Everybody is aware that life in the Lancashire cotton mills was tough during the mid-nineteenth century, when Charles Dickens was writing ‘Hard Times’ and Elizabeth Gaskell ‘North and South’. Maybe you ‘did’ the Industrial Revolution at school, but I try to find the little things that won’t appear in the history books, the sorts of details you would definitely need if you were writing a historical novel. Last week I was talking to my friend a week or so ago about life in Lancashire immediately after World War 2.
A mother of three daughters – aged eight, five and eighteen months – loses her husband in the late 1940s. She lived in a terraced house, on a street of terraced houses, cheek by jowl with her neighbours – this is important. With a widow’s pension of only 15 shillings per week, she had no alternative but to go out to work at the local mill; this involves leaving the house at 7am and returning early evening. In the mornings, a neighbour helped the daughters get up and make breakfast, then the girls walked to school together, dropping the youngest off at the childminder’s on their way. At going-home time, they let themselves into their house and looked after themselves until their mother returns. No harm came to them, because the neighbours always kept a watchful eye on them. My friend refers to her neighbours as ‘aunties’, but they were more than that to her and her family.

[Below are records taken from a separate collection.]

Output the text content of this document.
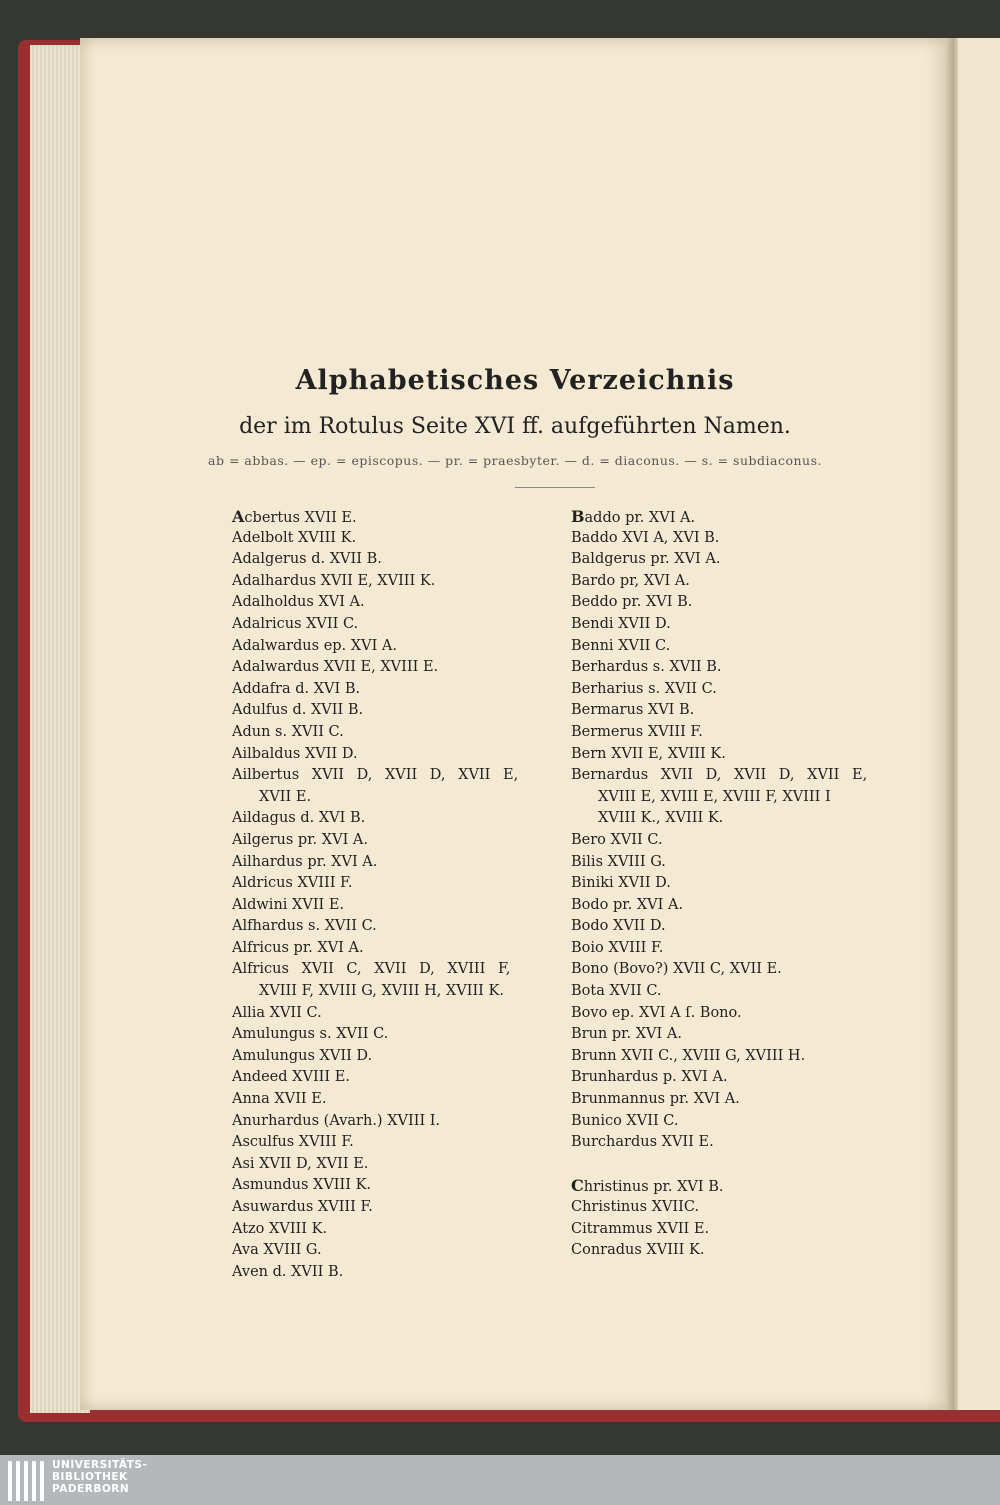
Alphabetisches Verzeichnis
der im Rotulus Seite XVI ff. aufgeführten Namen.
ab = abbas. — ep. = episcopus. — pr. = praesbyter. — d. = diaconus. — s. = subdiaconus.
Acbertus XVII E.
Adelbolt XVIII K.
Adalgerus d. XVII B.
Adalhardus XVII E, XVIII K.
Adalholdus XVI A.
Adalricus XVII C.
Adalwardus ep. XVI A.
Adalwardus XVII E, XVIII E.
Addafra d. XVI B.
Adulfus d. XVII B.
Adun s. XVII C.
Ailbaldus XVII D.
Ailbertus XVII D, XVII D, XVII E,
XVII E.
Aildagus d. XVI B.
Ailgerus pr. XVI A.
Ailhardus pr. XVI A.
Aldricus XVIII F.
Aldwini XVII E.
Alfhardus s. XVII C.
Alfricus pr. XVI A.
Alfricus XVII C, XVII D, XVIII F,
XVIII F, XVIII G, XVIII H, XVIII K.
Allia XVII C.
Amulungus s. XVII C.
Amulungus XVII D.
Andeed XVIII E.
Anna XVII E.
Anurhardus (Avarh.) XVIII I.
Asculfus XVIII F.
Asi XVII D, XVII E.
Asmundus XVIII K.
Asuwardus XVIII F.
Atzo XVIII K.
Ava XVIII G.
Aven d. XVII B.
Baddo pr. XVI A.
Baddo XVI A, XVI B.
Baldgerus pr. XVI A.
Bardo pr, XVI A.
Beddo pr. XVI B.
Bendi XVII D.
Benni XVII C.
Berhardus s. XVII B.
Berharius s. XVII C.
Bermarus XVI B.
Bermerus XVIII F.
Bern XVII E, XVIII K.
Bernardus XVII D, XVII D, XVII E,
XVIII E, XVIII E, XVIII F, XVIII I
XVIII K., XVIII K.
Bero XVII C.
Bilis XVIII G.
Biniki XVII D.
Bodo pr. XVI A.
Bodo XVII D.
Boio XVIII F.
Bono (Bovo?) XVII C, XVII E.
Bota XVII C.
Bovo ep. XVI A ſ. Bono.
Brun pr. XVI A.
Brunn XVII C., XVIII G, XVIII H.
Brunhardus p. XVI A.
Brunmannus pr. XVI A.
Bunico XVII C.
Burchardus XVII E.
Christinus pr. XVI B.
Christinus XVIIC.
Citrammus XVII E.
Conradus XVIII K.
UNIVERSITÄTS-
BIBLIOTHEK
PADERBORN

Occasionally, the mill put the mother on short-time working, reducing her tight income further. The neighbours got together to make large hot pots, some families contributing the meat, some the vegetables, some even less. They all ate together.
There are no working cotton mills in Lancashire now. If you want to see what one was like, visit National Trust Quarry Bank. We did last autumn – it was fascinating, especially the deafening mechanical looms – but, when I suggested that my friend might like to go when she next visited Lancashire, she shuddered. Maybe you have some memories of the Lancashire cotton mills, or factories elsewhere? Dear Reader and I would love to hear from you.
You may not hear from me again for a while. I’m going to the Association of Christian Writers Retreat over the weekend, then I’m off to India for a fortnight. I may however use the time I’m sitting in the aeroplane to write up some book reviews for Dear Reader blog.